Community Excursion - Historic District

Susan Rice, Beloit College
Author Profile


This is an exercise in observation of a new environment and reflection on how expectations compare to actual observations, as well as on how research following observation can inform impressions and opinions.

Learning Goals

Observation skills, unstructured field notes, reflective writing.

Context for Use

FYI seminar, 16 students. Students completed the exercise outside of class time; the assignment was given during the third week of the semester.

Description and Teaching Materials

This exercise was preceded by in-class exercises to practice skills in objective Description – Interpretation – Evaluation and a small group (3-member) exploration of a small quadrant of campus, with subsequent mapping and group oral reports.

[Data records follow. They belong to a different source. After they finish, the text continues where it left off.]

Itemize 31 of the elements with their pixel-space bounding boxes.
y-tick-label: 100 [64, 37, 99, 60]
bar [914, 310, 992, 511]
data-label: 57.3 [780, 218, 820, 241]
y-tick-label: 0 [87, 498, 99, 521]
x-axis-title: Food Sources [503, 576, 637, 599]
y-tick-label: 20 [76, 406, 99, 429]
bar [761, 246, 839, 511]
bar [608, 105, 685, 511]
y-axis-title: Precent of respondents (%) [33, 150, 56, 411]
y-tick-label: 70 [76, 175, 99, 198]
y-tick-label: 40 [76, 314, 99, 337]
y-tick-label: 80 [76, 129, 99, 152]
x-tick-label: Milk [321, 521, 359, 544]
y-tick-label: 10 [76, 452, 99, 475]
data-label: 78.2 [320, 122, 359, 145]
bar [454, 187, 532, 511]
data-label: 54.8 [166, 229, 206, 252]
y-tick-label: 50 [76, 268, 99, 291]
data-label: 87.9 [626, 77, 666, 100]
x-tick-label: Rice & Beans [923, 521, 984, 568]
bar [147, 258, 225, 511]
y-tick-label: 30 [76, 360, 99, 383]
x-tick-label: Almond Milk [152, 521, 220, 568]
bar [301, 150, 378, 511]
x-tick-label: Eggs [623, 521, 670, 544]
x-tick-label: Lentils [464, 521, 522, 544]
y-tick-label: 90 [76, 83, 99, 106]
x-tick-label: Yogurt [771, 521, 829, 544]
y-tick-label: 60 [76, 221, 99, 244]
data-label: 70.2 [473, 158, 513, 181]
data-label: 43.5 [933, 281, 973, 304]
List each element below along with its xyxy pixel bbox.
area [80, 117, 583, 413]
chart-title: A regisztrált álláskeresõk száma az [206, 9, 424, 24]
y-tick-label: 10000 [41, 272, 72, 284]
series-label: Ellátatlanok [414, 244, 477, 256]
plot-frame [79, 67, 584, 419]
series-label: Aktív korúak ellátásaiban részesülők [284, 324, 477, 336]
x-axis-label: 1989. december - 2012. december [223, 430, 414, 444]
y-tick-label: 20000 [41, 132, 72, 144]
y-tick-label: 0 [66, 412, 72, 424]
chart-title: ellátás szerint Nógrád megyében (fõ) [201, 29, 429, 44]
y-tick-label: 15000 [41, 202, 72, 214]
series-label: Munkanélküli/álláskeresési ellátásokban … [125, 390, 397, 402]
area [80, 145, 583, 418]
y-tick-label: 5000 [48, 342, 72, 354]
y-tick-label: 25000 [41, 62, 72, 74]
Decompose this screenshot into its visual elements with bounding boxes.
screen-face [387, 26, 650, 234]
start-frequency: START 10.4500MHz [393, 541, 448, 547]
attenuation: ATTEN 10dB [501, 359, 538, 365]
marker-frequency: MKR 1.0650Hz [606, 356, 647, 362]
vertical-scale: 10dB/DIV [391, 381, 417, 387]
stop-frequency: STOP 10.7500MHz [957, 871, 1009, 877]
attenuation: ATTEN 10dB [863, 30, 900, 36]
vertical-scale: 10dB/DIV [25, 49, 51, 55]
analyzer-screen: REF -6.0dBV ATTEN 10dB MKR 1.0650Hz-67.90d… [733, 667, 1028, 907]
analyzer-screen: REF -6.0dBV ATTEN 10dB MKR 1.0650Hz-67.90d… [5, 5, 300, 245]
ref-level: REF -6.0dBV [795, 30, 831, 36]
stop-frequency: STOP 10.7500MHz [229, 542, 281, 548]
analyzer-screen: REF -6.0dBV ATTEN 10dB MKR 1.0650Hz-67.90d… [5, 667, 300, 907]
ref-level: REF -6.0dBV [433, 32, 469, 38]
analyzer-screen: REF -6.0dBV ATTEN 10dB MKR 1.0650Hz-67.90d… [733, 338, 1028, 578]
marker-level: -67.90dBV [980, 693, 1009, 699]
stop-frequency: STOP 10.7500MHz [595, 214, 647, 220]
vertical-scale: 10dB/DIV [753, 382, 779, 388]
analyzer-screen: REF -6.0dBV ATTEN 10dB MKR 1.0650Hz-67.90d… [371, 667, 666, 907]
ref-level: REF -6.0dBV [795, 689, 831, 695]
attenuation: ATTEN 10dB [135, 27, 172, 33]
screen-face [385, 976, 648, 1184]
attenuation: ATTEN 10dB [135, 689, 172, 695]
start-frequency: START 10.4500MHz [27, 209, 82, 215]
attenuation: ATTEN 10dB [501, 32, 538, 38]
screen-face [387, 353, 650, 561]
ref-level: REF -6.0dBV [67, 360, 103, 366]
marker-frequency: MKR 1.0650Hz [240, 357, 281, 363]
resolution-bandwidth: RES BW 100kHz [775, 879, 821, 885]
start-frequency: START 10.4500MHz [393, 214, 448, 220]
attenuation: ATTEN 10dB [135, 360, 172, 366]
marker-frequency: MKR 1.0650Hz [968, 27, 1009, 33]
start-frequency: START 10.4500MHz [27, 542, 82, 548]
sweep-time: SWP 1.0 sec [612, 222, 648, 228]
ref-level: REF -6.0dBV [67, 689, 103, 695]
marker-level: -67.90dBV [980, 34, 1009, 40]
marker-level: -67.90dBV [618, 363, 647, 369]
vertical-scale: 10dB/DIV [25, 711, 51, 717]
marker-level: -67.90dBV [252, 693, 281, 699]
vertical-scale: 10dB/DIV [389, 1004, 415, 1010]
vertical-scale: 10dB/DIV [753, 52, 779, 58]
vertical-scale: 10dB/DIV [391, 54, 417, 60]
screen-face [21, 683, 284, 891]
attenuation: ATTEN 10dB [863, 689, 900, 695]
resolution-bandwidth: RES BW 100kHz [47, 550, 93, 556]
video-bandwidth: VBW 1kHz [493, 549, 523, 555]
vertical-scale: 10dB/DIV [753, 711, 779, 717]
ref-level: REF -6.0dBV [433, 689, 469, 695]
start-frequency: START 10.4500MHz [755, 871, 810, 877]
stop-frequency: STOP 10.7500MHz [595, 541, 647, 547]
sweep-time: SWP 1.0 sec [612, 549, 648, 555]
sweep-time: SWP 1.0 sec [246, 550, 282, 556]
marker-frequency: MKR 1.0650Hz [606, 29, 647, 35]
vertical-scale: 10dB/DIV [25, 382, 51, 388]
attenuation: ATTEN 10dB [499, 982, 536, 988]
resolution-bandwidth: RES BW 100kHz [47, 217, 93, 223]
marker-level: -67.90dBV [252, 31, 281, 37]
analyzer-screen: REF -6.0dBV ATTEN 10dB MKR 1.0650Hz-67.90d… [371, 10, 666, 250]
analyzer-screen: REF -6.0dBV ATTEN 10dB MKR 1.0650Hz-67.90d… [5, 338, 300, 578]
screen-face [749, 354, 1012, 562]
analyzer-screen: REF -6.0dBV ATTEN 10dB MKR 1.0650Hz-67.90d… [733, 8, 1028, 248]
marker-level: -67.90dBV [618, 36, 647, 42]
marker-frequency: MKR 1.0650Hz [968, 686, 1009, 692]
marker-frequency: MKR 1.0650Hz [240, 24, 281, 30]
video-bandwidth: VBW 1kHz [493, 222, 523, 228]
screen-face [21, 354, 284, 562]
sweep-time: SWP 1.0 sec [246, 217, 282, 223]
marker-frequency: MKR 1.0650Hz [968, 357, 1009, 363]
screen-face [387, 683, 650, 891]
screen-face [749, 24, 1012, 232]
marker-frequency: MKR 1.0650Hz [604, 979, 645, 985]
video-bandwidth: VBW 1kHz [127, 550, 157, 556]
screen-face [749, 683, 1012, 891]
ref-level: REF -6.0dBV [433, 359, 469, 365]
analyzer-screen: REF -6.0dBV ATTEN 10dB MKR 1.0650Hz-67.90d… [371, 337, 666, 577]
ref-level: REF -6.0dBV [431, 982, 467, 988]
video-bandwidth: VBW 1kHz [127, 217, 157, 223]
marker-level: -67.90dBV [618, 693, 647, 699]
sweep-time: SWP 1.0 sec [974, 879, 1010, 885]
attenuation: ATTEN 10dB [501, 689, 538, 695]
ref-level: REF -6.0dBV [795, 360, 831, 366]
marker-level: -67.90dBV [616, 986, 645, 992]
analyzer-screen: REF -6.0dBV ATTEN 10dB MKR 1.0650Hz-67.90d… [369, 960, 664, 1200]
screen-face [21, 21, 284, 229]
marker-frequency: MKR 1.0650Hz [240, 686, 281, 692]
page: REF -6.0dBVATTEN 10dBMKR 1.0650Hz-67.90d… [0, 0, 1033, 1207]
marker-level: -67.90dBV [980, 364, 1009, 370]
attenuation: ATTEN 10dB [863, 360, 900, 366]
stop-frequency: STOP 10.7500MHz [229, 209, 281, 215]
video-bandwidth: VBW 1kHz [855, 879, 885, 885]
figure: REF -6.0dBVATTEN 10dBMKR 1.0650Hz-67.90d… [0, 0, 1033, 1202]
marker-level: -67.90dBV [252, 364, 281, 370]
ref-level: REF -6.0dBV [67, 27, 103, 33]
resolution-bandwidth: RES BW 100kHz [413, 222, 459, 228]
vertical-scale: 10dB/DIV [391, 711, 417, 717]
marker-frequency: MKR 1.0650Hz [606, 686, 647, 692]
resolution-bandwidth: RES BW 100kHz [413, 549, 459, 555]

For this activity, students are individually assigned a specific, approximately 2-block excursion location in the historic neighborhoods surrounding campus. The students were given a map with written directions to explore their assigned street, paying particular attention to historically significant structures at specific addresses and to take notes in their preferred media.

Upon returning from their excursion, students were directed to access a website that provided historical and architectural details about their excursion neighborhood and to think about the intersections that might emerge from comparing the history of their assigned landscape to the timeline of the college (from college archives material) that we had examined in class.

They were then asked to post to a Moodle forum, answering the following questions and commenting on 3 fellow students' posts:
  1. A description of the excursion using all 5 senses
  2. A reflection on how reading about their landscape affected their impressions of it
  3. Questions that occurred to them as a result of the excursion and/or reading

Teaching Notes and Tips

The activity was tailored to encourage the students to embrace and articulate a connection between the campus and the surrounding community, specifically the historic neighborhoods that border the campus, and how the relationship between campus and community is long-lived.


Use of the Moodle forum tool for the students to post thoughts and comment on common elements in their experiences, as well as individual observations, was critical. Responses were thoughtful and supportive; the shared information allowed for the students to draw more global conclusions about their excursions and the environment.